In March, Mr. Nasheed received a 13-year jail sentence under the Anti-Terrorism Act after a trial that the United Nations claimed was rushed and seriously flawed.

It was a rushed process that appears to contravene the Maldives’ own laws and practices and international fair trial standards in a number of respects,” said High Commissioner for Human Rights Zeid Ra’ad Al Hussein in a press statement.

Opposition to President Yameen has grown in recent months. Attorney General Mohamed Anil said an accumulation of firearms and explosives were discovered, along with alleged plots to take down the government, according to the BBC.

In September, an explosion on Mr. Yameen’s speedboat left his wife and two others injured and was regarded as an attempted assassination. Mr. Yameen’s vice president, Ahmed Adeeb, was arrested in October on charges of “high treason” in connection with the bombing, The Guardian reported. The FBI in the United States later said there was no evidence the speedboat blast was caused by a bomb. Earlier this week, the Maldives National Defense Force claimed they safely diffused a remote-controlled bomb near the president’s residence.
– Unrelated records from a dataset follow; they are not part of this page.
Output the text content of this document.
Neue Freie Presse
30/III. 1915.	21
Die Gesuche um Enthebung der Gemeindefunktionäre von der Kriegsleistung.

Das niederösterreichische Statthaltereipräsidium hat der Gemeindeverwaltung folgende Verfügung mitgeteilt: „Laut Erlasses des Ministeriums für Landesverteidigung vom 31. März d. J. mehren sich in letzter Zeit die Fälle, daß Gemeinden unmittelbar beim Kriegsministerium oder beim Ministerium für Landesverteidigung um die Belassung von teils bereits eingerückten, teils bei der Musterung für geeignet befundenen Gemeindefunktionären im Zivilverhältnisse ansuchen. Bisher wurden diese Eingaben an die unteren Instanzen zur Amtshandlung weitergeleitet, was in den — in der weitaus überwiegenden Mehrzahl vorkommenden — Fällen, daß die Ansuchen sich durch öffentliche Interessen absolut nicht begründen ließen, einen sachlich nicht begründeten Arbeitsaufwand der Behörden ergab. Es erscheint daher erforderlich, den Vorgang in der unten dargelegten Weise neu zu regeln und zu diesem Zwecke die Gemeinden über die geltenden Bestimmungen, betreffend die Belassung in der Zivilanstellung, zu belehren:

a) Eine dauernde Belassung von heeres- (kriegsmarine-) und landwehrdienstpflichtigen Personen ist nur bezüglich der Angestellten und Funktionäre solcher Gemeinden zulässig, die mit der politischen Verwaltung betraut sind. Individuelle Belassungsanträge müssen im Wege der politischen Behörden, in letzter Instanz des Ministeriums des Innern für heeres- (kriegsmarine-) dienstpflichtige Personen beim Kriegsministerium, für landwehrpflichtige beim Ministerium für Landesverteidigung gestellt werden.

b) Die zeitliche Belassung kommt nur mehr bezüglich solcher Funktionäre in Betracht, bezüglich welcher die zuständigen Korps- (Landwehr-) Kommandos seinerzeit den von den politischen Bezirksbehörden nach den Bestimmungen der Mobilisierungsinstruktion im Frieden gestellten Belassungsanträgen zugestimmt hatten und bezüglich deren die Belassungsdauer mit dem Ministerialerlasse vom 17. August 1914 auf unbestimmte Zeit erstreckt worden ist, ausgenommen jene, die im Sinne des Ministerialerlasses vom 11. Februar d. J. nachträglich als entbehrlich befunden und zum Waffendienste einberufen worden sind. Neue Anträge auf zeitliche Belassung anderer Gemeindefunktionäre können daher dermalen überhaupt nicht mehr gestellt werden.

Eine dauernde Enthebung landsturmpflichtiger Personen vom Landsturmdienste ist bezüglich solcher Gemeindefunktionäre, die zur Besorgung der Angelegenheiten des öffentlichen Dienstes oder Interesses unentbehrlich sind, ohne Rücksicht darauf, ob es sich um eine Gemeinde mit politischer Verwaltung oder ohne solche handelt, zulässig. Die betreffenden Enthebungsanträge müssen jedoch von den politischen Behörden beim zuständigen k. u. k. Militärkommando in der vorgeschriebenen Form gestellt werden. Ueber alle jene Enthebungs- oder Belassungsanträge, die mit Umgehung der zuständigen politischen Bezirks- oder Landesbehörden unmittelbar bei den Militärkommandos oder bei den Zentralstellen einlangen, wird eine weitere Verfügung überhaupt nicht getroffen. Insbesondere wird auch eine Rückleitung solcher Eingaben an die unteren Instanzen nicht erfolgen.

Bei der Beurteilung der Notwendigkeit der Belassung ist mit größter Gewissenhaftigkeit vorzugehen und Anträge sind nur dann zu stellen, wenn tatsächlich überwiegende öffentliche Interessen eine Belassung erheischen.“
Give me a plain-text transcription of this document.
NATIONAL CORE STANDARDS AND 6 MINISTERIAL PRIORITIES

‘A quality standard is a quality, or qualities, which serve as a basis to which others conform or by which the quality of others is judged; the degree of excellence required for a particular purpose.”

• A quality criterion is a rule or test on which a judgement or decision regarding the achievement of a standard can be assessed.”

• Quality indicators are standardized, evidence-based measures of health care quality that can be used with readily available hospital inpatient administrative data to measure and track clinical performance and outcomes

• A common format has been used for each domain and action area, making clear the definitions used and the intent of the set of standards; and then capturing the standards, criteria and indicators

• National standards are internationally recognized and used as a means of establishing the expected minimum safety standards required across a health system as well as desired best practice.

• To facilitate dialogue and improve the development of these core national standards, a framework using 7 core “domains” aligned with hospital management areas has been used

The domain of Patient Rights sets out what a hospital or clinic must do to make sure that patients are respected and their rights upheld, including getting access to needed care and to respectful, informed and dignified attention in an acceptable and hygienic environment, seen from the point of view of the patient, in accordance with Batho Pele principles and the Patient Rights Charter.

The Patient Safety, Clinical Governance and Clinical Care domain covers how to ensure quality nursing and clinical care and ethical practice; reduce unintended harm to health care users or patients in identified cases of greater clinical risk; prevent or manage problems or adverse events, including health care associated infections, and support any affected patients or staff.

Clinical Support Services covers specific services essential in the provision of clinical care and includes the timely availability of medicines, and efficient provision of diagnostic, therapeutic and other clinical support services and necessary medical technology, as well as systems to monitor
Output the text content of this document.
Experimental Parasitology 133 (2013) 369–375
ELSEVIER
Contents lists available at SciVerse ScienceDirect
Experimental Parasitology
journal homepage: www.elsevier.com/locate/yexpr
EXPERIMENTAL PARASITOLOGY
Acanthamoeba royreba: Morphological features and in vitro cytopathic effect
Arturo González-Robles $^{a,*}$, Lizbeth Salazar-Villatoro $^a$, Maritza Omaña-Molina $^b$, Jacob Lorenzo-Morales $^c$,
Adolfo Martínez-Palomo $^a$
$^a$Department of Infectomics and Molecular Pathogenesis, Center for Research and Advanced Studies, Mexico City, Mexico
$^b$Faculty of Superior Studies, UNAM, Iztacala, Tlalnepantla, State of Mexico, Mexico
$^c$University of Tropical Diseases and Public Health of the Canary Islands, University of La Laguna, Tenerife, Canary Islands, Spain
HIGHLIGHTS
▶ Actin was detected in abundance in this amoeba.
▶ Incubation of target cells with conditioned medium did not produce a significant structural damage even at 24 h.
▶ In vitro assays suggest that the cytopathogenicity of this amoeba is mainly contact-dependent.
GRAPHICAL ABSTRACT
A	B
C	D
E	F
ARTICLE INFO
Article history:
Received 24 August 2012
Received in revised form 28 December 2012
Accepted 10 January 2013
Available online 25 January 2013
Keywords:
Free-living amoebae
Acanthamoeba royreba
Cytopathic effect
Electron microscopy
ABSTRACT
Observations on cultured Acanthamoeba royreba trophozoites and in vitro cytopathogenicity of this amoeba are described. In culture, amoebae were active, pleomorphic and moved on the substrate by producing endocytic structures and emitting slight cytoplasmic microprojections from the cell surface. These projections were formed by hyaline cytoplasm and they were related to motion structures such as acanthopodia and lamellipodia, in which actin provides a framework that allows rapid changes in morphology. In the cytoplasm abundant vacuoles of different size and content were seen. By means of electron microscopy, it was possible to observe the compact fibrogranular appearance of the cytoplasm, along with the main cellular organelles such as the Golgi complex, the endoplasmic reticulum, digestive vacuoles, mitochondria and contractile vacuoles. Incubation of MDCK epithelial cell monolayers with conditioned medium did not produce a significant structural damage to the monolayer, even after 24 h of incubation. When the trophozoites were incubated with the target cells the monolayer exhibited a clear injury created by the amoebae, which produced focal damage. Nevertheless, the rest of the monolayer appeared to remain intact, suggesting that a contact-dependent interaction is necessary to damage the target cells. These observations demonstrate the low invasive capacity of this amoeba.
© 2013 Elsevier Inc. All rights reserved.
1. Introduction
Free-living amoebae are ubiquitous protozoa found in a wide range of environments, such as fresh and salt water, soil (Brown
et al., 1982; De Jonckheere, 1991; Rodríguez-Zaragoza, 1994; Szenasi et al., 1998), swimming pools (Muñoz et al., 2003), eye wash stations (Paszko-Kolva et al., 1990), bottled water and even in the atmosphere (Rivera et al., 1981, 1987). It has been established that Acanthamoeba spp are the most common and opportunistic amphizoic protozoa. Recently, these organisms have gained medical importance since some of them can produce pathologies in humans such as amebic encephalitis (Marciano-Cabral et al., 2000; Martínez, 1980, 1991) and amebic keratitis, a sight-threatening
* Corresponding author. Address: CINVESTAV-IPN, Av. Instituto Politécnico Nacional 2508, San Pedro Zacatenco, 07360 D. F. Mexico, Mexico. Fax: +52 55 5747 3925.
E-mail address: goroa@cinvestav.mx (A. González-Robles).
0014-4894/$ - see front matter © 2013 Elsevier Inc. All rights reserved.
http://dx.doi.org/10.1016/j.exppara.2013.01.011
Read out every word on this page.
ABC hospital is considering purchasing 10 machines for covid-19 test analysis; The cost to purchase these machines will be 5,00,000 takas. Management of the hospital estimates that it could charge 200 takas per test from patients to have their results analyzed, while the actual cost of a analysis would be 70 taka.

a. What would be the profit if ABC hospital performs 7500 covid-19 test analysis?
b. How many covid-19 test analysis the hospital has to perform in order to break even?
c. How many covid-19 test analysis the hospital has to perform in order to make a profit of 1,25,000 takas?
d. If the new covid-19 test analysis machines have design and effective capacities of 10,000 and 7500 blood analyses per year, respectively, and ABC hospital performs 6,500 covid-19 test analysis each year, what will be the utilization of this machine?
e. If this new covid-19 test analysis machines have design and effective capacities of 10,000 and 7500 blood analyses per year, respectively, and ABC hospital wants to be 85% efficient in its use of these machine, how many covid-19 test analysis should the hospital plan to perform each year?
The Maldives, a cluster of coral islands off the southern tip of India, relies heavily on tourism, which brings in roughly a million visitors a year from all over the world. The government is encouraging tourists to stay in spite of the 30-day emergency, which has suspended seven articles of the constitution (including free speech and freedom from arbitrary detention). Though it remains unclear whether the tourist industry will take a hit during the peak season this coming winter, the ongoing political instability seems likely to inflict long-term damage on the tourist trade. 

Rising terrorist threats are also causing unrest among the country’s 340,000 predominantly Sunni Muslim population. An estimated 50 to 100 citizens have left the country to join jihad in Syria, raising concerns.

From jail, Nasheed has called on the international community to organize sanctions against the current government.

“It is good and necessary to have a relaxing holiday but important [that tourists] understand what is happening here too,” Mr. Nasheed told The Guardian last February. “I have spent more than half my adult life in prison or banishment, but we cannot give up or relent. I hope Maldivians understand that if we lose these institutions we lose everything.”